Wetenschappelijk onderzoek op het gebied van archeologie en de eigenlijke egyptologie blijft niet achter bij de industriële bloei in Egypte in de 19e en 20e eeuw. Hier duikt onder andere de beroemde naam op van egyptoloog Jean Capart, geboren op 21 februari 1877 in Brussel en daar op 26 juni 1947 overleden. Hij wordt beschouwd als de grondlegger van de Belgische egyptologie. Deze nieuwe discipline zet haar eerste bescheiden stapjes in Luik, meer dan een eeuw terug, in 1902: Jean Capart mag een vrije cursus geven die gewoon ‘Egyptologie’ heet en geen diploma oplevert. In 1900 reist hij voor het eerst naar Egypte, waar hij in enkele jaren uitgroeit tot een markant Egyptekenner. Hij was conservator van de Koninklijke Musea voor Kunst en Geschiedenis in Brussel, maar toch vooral een kunsthistoricus met terreinervaring en auteur van heel wat naslagwerken over archeologie.
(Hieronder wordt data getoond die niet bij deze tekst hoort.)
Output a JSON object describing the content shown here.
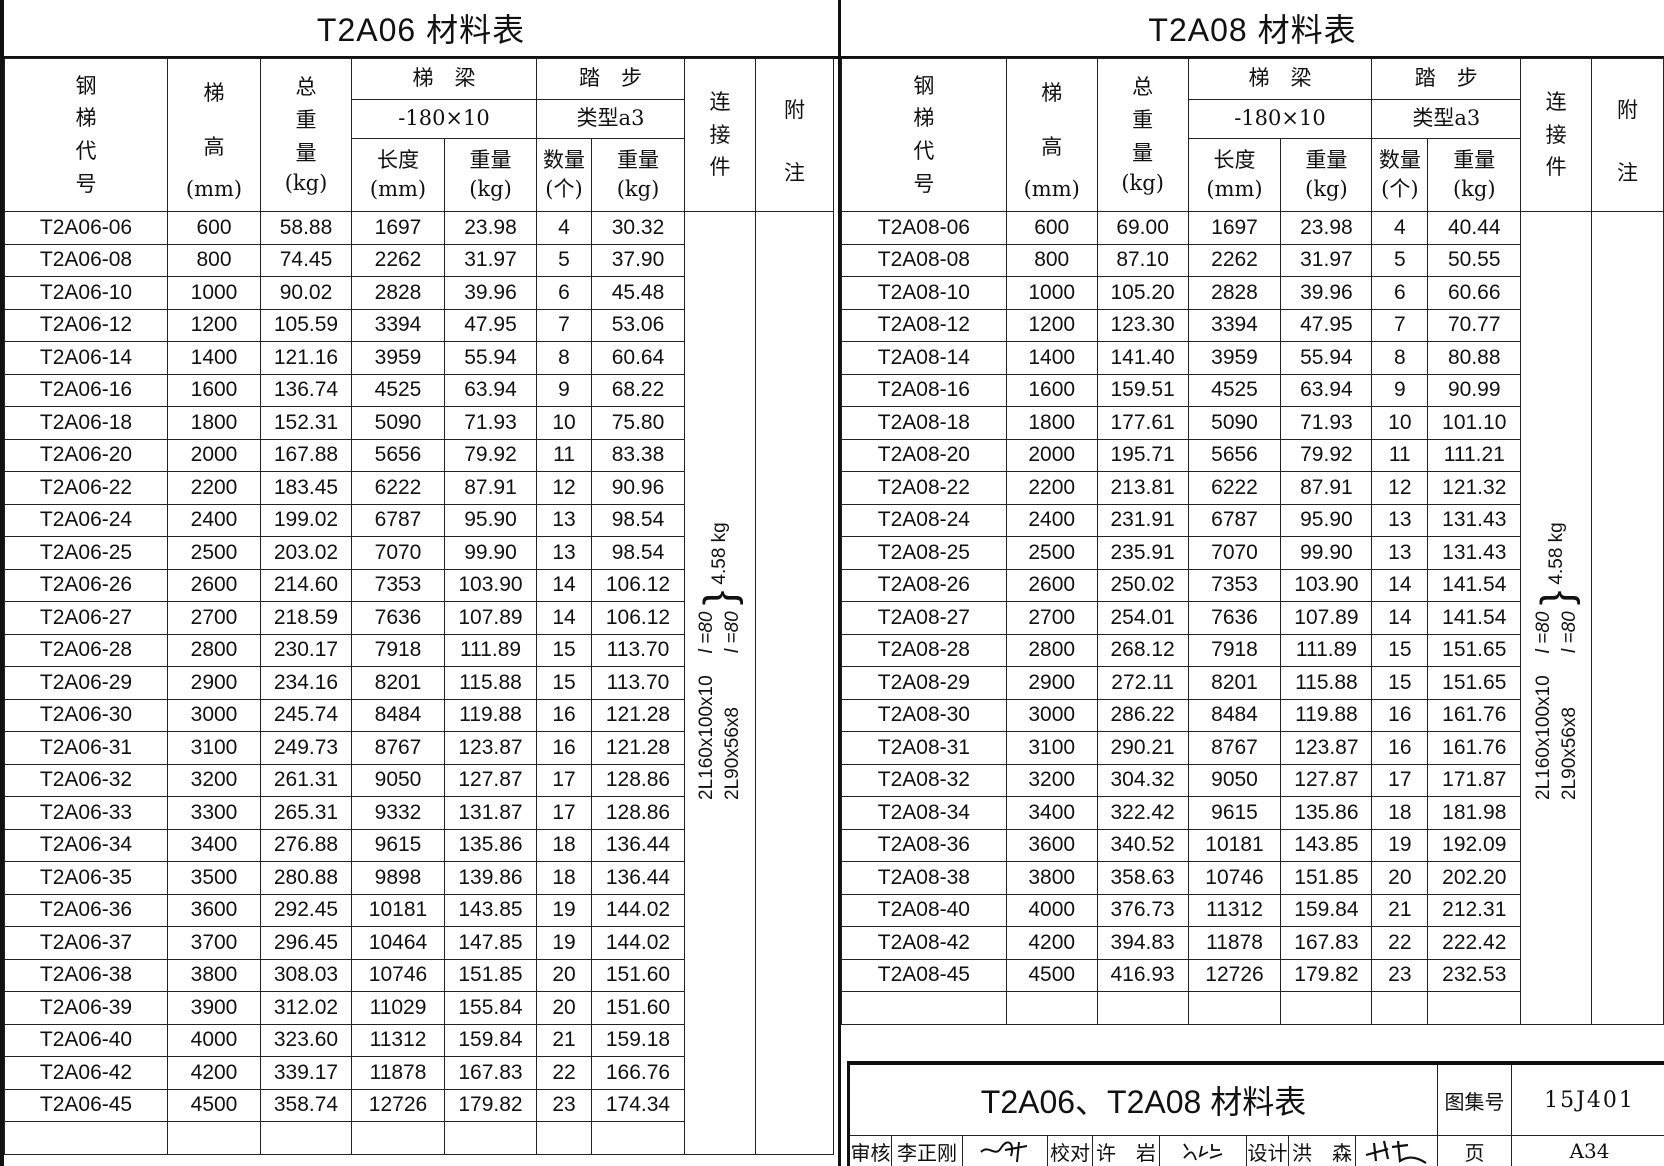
{
  "tables": [
    {
      "title": "T2A06 材料表",
      "headers": {
        "code": "钢梯代号",
        "height": "梯高",
        "height_unit": "(mm)",
        "total": "总重量",
        "total_unit": "(kg)",
        "beam": "梯　梁",
        "beam_spec": "-180×10",
        "beam_len": "长度",
        "beam_len_unit": "(mm)",
        "beam_wt": "重量",
        "beam_wt_unit": "(kg)",
        "step": "踏　步",
        "step_type": "类型a3",
        "step_qty": "数量",
        "step_qty_unit": "(个)",
        "step_wt": "重量",
        "step_wt_unit": "(kg)",
        "conn": "连接件",
        "notes": "附注"
      },
      "rows": [
        [
          "T2A06-06",
          "600",
          "58.88",
          "1697",
          "23.98",
          "4",
          "30.32"
        ],
        [
          "T2A06-08",
          "800",
          "74.45",
          "2262",
          "31.97",
          "5",
          "37.90"
        ],
        [
          "T2A06-10",
          "1000",
          "90.02",
          "2828",
          "39.96",
          "6",
          "45.48"
        ],
        [
          "T2A06-12",
          "1200",
          "105.59",
          "3394",
          "47.95",
          "7",
          "53.06"
        ],
        [
          "T2A06-14",
          "1400",
          "121.16",
          "3959",
          "55.94",
          "8",
          "60.64"
        ],
        [
          "T2A06-16",
          "1600",
          "136.74",
          "4525",
          "63.94",
          "9",
          "68.22"
        ],
        [
          "T2A06-18",
          "1800",
          "152.31",
          "5090",
          "71.93",
          "10",
          "75.80"
        ],
        [
          "T2A06-20",
          "2000",
          "167.88",
          "5656",
          "79.92",
          "11",
          "83.38"
        ],
        [
          "T2A06-22",
          "2200",
          "183.45",
          "6222",
          "87.91",
          "12",
          "90.96"
        ],
        [
          "T2A06-24",
          "2400",
          "199.02",
          "6787",
          "95.90",
          "13",
          "98.54"
        ],
        [
          "T2A06-25",
          "2500",
          "203.02",
          "7070",
          "99.90",
          "13",
          "98.54"
        ],
        [
          "T2A06-26",
          "2600",
          "214.60",
          "7353",
          "103.90",
          "14",
          "106.12"
        ],
        [
          "T2A06-27",
          "2700",
          "218.59",
          "7636",
          "107.89",
          "14",
          "106.12"
        ],
        [
          "T2A06-28",
          "2800",
          "230.17",
          "7918",
          "111.89",
          "15",
          "113.70"
        ],
        [
          "T2A06-29",
          "2900",
          "234.16",
          "8201",
          "115.88",
          "15",
          "113.70"
        ],
        [
          "T2A06-30",
          "3000",
          "245.74",
          "8484",
          "119.88",
          "16",
          "121.28"
        ],
        [
          "T2A06-31",
          "3100",
          "249.73",
          "8767",
          "123.87",
          "16",
          "121.28"
        ],
        [
          "T2A06-32",
          "3200",
          "261.31",
          "9050",
          "127.87",
          "17",
          "128.86"
        ],
        [
          "T2A06-33",
          "3300",
          "265.31",
          "9332",
          "131.87",
          "17",
          "128.86"
        ],
        [
          "T2A06-34",
          "3400",
          "276.88",
          "9615",
          "135.86",
          "18",
          "136.44"
        ],
        [
          "T2A06-35",
          "3500",
          "280.88",
          "9898",
          "139.86",
          "18",
          "136.44"
        ],
        [
          "T2A06-36",
          "3600",
          "292.45",
          "10181",
          "143.85",
          "19",
          "144.02"
        ],
        [
          "T2A06-37",
          "3700",
          "296.45",
          "10464",
          "147.85",
          "19",
          "144.02"
        ],
        [
          "T2A06-38",
          "3800",
          "308.03",
          "10746",
          "151.85",
          "20",
          "151.60"
        ],
        [
          "T2A06-39",
          "3900",
          "312.02",
          "11029",
          "155.84",
          "20",
          "151.60"
        ],
        [
          "T2A06-40",
          "4000",
          "323.60",
          "11312",
          "159.84",
          "21",
          "159.18"
        ],
        [
          "T2A06-42",
          "4200",
          "339.17",
          "11878",
          "167.83",
          "22",
          "166.76"
        ],
        [
          "T2A06-45",
          "4500",
          "358.74",
          "12726",
          "179.82",
          "23",
          "174.34"
        ]
      ],
      "connection": {
        "line1": "2L160x100x10",
        "line2": "2L90x56x8",
        "len1": "l =80",
        "len2": "l =80",
        "weight": "4.58 kg"
      }
    },
    {
      "title": "T2A08 材料表",
      "headers": {
        "code": "钢梯代号",
        "height": "梯高",
        "height_unit": "(mm)",
        "total": "总重量",
        "total_unit": "(kg)",
        "beam": "梯　梁",
        "beam_spec": "-180×10",
        "beam_len": "长度",
        "beam_len_unit": "(mm)",
        "beam_wt": "重量",
        "beam_wt_unit": "(kg)",
        "step": "踏　步",
        "step_type": "类型a3",
        "step_qty": "数量",
        "step_qty_unit": "(个)",
        "step_wt": "重量",
        "step_wt_unit": "(kg)",
        "conn": "连接件",
        "notes": "附注"
      },
      "rows": [
        [
          "T2A08-06",
          "600",
          "69.00",
          "1697",
          "23.98",
          "4",
          "40.44"
        ],
        [
          "T2A08-08",
          "800",
          "87.10",
          "2262",
          "31.97",
          "5",
          "50.55"
        ],
        [
          "T2A08-10",
          "1000",
          "105.20",
          "2828",
          "39.96",
          "6",
          "60.66"
        ],
        [
          "T2A08-12",
          "1200",
          "123.30",
          "3394",
          "47.95",
          "7",
          "70.77"
        ],
        [
          "T2A08-14",
          "1400",
          "141.40",
          "3959",
          "55.94",
          "8",
          "80.88"
        ],
        [
          "T2A08-16",
          "1600",
          "159.51",
          "4525",
          "63.94",
          "9",
          "90.99"
        ],
        [
          "T2A08-18",
          "1800",
          "177.61",
          "5090",
          "71.93",
          "10",
          "101.10"
        ],
        [
          "T2A08-20",
          "2000",
          "195.71",
          "5656",
          "79.92",
          "11",
          "111.21"
        ],
        [
          "T2A08-22",
          "2200",
          "213.81",
          "6222",
          "87.91",
          "12",
          "121.32"
        ],
        [
          "T2A08-24",
          "2400",
          "231.91",
          "6787",
          "95.90",
          "13",
          "131.43"
        ],
        [
          "T2A08-25",
          "2500",
          "235.91",
          "7070",
          "99.90",
          "13",
          "131.43"
        ],
        [
          "T2A08-26",
          "2600",
          "250.02",
          "7353",
          "103.90",
          "14",
          "141.54"
        ],
        [
          "T2A08-27",
          "2700",
          "254.01",
          "7636",
          "107.89",
          "14",
          "141.54"
        ],
        [
          "T2A08-28",
          "2800",
          "268.12",
          "7918",
          "111.89",
          "15",
          "151.65"
        ],
        [
          "T2A08-29",
          "2900",
          "272.11",
          "8201",
          "115.88",
          "15",
          "151.65"
        ],
        [
          "T2A08-30",
          "3000",
          "286.22",
          "8484",
          "119.88",
          "16",
          "161.76"
        ],
        [
          "T2A08-31",
          "3100",
          "290.21",
          "8767",
          "123.87",
          "16",
          "161.76"
        ],
        [
          "T2A08-32",
          "3200",
          "304.32",
          "9050",
          "127.87",
          "17",
          "171.87"
        ],
        [
          "T2A08-34",
          "3400",
          "322.42",
          "9615",
          "135.86",
          "18",
          "181.98"
        ],
        [
          "T2A08-36",
          "3600",
          "340.52",
          "10181",
          "143.85",
          "19",
          "192.09"
        ],
        [
          "T2A08-38",
          "3800",
          "358.63",
          "10746",
          "151.85",
          "20",
          "202.20"
        ],
        [
          "T2A08-40",
          "4000",
          "376.73",
          "11312",
          "159.84",
          "21",
          "212.31"
        ],
        [
          "T2A08-42",
          "4200",
          "394.83",
          "11878",
          "167.83",
          "22",
          "222.42"
        ],
        [
          "T2A08-45",
          "4500",
          "416.93",
          "12726",
          "179.82",
          "23",
          "232.53"
        ]
      ],
      "connection": {
        "line1": "2L160x100x10",
        "line2": "2L90x56x8",
        "len1": "l =80",
        "len2": "l =80",
        "weight": "4.58 kg"
      }
    }
  ],
  "title_block": {
    "title": "T2A06、T2A08 材料表",
    "atlas_label": "图集号",
    "atlas_no": "15J401",
    "review_label": "审核",
    "reviewer": "李正刚",
    "check_label": "校对",
    "checker": "许　岩",
    "design_label": "设计",
    "designer": "洪　森",
    "page_label": "页",
    "page": "A34"
  }
}
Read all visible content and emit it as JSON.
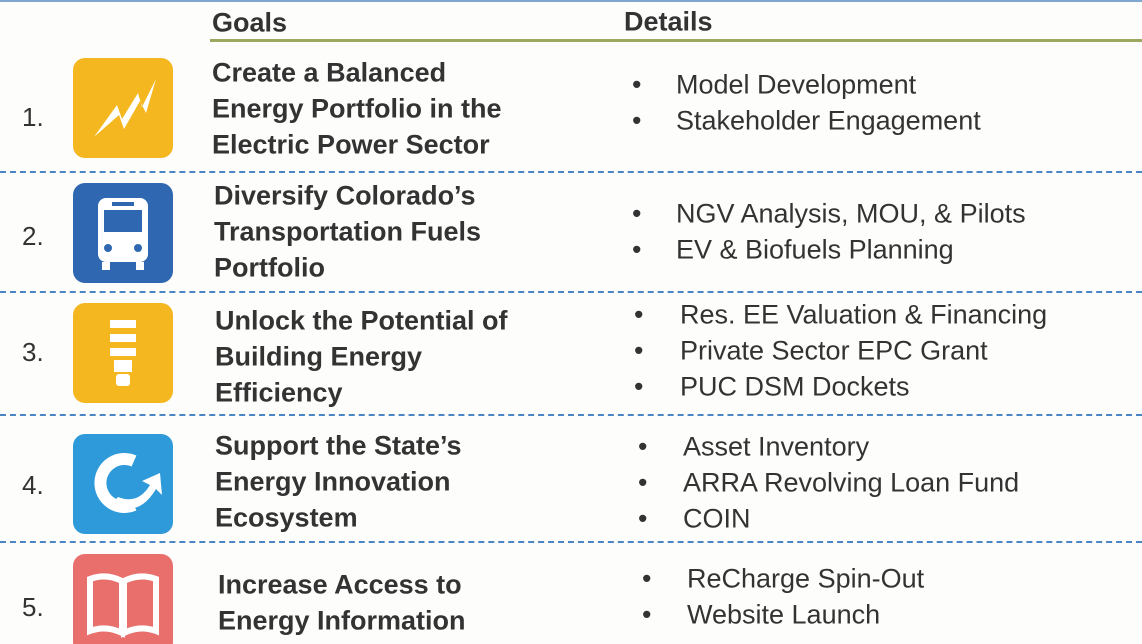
{
  "header": {
    "goals": "Goals",
    "details": "Details"
  },
  "rows": [
    {
      "number": "1.",
      "goal": [
        "Create a Balanced",
        "Energy Portfolio in the",
        "Electric Power Sector"
      ],
      "details": [
        "Model Development",
        "Stakeholder Engagement"
      ]
    },
    {
      "number": "2.",
      "goal": [
        "Diversify Colorado’s",
        "Transportation Fuels",
        "Portfolio"
      ],
      "details": [
        "NGV Analysis, MOU, & Pilots",
        "EV & Biofuels Planning"
      ]
    },
    {
      "number": "3.",
      "goal": [
        "Unlock the Potential of",
        "Building Energy",
        "Efficiency"
      ],
      "details": [
        "Res. EE Valuation & Financing",
        "Private Sector EPC Grant",
        "PUC DSM Dockets"
      ]
    },
    {
      "number": "4.",
      "goal": [
        "Support the State’s",
        "Energy Innovation",
        "Ecosystem"
      ],
      "details": [
        "Asset Inventory",
        "ARRA Revolving Loan Fund",
        "COIN"
      ]
    },
    {
      "number": "5.",
      "goal": [
        "Increase Access to",
        "Energy Information"
      ],
      "details": [
        "ReCharge Spin-Out",
        "Website Launch"
      ]
    }
  ]
}
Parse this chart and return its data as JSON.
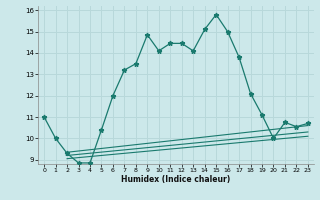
{
  "xlabel": "Humidex (Indice chaleur)",
  "ylabel": "",
  "bg_color": "#cce8ea",
  "grid_color": "#b8d8da",
  "line_color": "#1a7a6e",
  "xlim": [
    -0.5,
    23.5
  ],
  "ylim": [
    8.8,
    16.2
  ],
  "xticks": [
    0,
    1,
    2,
    3,
    4,
    5,
    6,
    7,
    8,
    9,
    10,
    11,
    12,
    13,
    14,
    15,
    16,
    17,
    18,
    19,
    20,
    21,
    22,
    23
  ],
  "yticks": [
    9,
    10,
    11,
    12,
    13,
    14,
    15,
    16
  ],
  "main_x": [
    0,
    1,
    2,
    3,
    4,
    5,
    6,
    7,
    8,
    9,
    10,
    11,
    12,
    13,
    14,
    15,
    16,
    17,
    18,
    19,
    20,
    21,
    22,
    23
  ],
  "main_y": [
    11.0,
    10.0,
    9.3,
    8.85,
    8.85,
    10.4,
    12.0,
    13.2,
    13.5,
    14.85,
    14.1,
    14.45,
    14.45,
    14.1,
    15.1,
    15.8,
    15.0,
    13.8,
    12.1,
    11.1,
    10.0,
    10.75,
    10.55,
    10.7
  ],
  "line2_x": [
    2,
    23
  ],
  "line2_y": [
    9.35,
    10.6
  ],
  "line3_x": [
    2,
    23
  ],
  "line3_y": [
    9.2,
    10.3
  ],
  "line4_x": [
    2,
    23
  ],
  "line4_y": [
    9.05,
    10.1
  ]
}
Zijn internationale reputatie was van die aard dat hij vlak voor zijn dood voorzitter werd van de Association Égyptologie Internationale en dat Egypte hem zelfs de directeurstoel van de Oudheidkundige Dienst aanbood!
Zijn lange zwarte baard deed deze wetenschapper zo opvallen dat hij onze twee grootmeesters van de 9e kunst inspireerde: bij Edgard P. Jacobs stond hij model voor doctor Grossgrabenstein, een archeoloog met een passie voor de faraonische beschaving, die een hoofdrol speelt in Het Mysterie van de Grote Piramide. Hergé maakte van hem professor Hippolytus Bergamot in de De 7 Kristallen Bollen en laat hem in De Zonnetempel figureren als kenner van precolumbiaanse beschavingen, die samen met zijn onfortuinlijke reisgenoten het slachtoffer wordt van de mysterieuze vloek van een Incakoning. De gelijkenis met het lot van Lord Carnarvon, de ontdekker van het graf van Toetanchamon, is treffend.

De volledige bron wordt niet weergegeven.